Les délégués du personnel évoquent un problème de management

S’il fallait résumer la pensée générale, « tout le monde se sent mal aimé, , il y a un mal-être et beaucoup d’incompréhension » , estime le délégué du personnel. Les agents évoquent même « une ambiance morose au travail ». « Pour moi » , reprend Jimmy Gallois, « mais ce n’est que mon avis, la véritable source de ce problème est le manque de communication : les uns se sentent mal aimés mais ne le disent pas, les autres ne communiquent pas assez sur ce qui est fait. C’est un problème de management, cela fait des années qu’il n’y a pas de discussions avec le personnel ». Finalement, « on ne sait pas avec exactitude où ça coince.

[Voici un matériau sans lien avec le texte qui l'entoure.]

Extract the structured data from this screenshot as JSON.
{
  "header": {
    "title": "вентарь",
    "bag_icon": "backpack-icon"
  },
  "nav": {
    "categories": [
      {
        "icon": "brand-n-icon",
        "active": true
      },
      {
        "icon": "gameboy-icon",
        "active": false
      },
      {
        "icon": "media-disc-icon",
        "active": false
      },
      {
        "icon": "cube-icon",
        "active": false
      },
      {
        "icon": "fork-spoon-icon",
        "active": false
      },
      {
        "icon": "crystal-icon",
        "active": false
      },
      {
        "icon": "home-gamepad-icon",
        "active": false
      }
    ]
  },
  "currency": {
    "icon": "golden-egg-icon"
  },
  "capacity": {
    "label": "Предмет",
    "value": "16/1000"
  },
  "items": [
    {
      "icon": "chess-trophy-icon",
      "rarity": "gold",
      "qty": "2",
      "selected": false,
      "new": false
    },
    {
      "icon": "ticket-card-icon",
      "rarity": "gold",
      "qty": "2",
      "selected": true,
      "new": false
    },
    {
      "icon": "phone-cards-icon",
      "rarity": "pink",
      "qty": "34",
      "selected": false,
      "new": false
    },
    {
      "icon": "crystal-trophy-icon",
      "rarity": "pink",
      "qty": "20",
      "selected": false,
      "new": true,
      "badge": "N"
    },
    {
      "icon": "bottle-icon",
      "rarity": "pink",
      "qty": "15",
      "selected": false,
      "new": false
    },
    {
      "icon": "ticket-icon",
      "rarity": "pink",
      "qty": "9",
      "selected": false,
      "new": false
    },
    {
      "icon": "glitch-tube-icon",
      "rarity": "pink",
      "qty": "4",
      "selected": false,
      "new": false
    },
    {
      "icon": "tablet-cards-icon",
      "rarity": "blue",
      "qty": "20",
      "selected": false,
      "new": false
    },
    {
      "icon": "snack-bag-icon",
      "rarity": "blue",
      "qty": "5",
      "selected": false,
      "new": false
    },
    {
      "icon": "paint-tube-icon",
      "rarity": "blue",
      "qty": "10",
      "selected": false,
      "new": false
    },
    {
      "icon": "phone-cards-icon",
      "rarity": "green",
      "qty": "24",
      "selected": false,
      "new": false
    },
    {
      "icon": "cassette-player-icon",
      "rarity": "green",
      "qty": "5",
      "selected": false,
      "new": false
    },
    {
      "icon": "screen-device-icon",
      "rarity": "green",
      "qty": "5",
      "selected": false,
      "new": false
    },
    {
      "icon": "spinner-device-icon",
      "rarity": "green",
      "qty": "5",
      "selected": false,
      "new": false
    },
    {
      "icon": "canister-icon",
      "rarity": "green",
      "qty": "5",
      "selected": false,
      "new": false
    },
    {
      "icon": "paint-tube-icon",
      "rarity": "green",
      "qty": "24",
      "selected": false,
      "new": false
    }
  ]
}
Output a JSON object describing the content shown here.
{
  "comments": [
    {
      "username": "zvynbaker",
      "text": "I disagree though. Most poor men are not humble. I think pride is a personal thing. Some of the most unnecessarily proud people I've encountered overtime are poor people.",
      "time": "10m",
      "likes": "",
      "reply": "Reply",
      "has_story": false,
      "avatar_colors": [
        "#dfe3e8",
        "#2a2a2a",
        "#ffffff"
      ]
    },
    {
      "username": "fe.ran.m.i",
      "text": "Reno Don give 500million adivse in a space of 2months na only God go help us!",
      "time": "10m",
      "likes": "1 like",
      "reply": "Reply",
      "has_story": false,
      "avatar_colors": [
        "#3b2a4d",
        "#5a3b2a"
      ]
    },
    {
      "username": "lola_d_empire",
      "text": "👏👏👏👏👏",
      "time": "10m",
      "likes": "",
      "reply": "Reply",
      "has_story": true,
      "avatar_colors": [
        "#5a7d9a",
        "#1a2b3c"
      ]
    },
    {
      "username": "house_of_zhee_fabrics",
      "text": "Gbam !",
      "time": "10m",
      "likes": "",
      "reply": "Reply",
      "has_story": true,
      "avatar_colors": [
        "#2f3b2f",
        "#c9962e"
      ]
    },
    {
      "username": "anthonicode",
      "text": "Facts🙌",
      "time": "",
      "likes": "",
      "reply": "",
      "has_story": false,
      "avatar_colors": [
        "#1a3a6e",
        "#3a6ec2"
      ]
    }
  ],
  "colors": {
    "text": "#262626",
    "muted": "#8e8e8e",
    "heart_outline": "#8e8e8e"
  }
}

Nous voulons une réunion Covid sur les protocoles, les moyens, la gestion des malades etc. Nous devons la faire ». Un exemple d’incompréhension lui revient alors à l’esprit : « La prime Covid à destination du personnel soignant n’était pas attribuée aux ASH (aide sociale à l’hébergement) travaillant en Ehpad. Le maire leur en a attribué une mais cette prime d’Etat n’est pas imposable, or, nos ASH ont appris que la leur n’était pas défiscalisée ». D’une démarche constructive naît un malaise alors que « rien n’imposait à la municipalité de voter cette prime ». Les représentants du personnel promettent désormais de rapprocher les deux parties de façon « constructive ». Luc Berthoud, lui, appelle les agents en souffrance à faire connaître leurs doléances et prône des échanges productifs : « Je suis dans le dialogue, on peut me joindre, me parler. L’esprit négatif pour être juste négatif, ça ne sert à rien. Nous avons géré les choses avec opiniâtreté*, il a fallu se battre, face à une succession d’obstacles. Ce qui est sûr », ironise-t-il, « nous n’avons pas fait pire que l’Etat. Qu’ils viennent proposer, discuter ! » 
* La cérémonie des vœux aux habitants et le spectacle de Noël ont d’ores et déjà été annulés.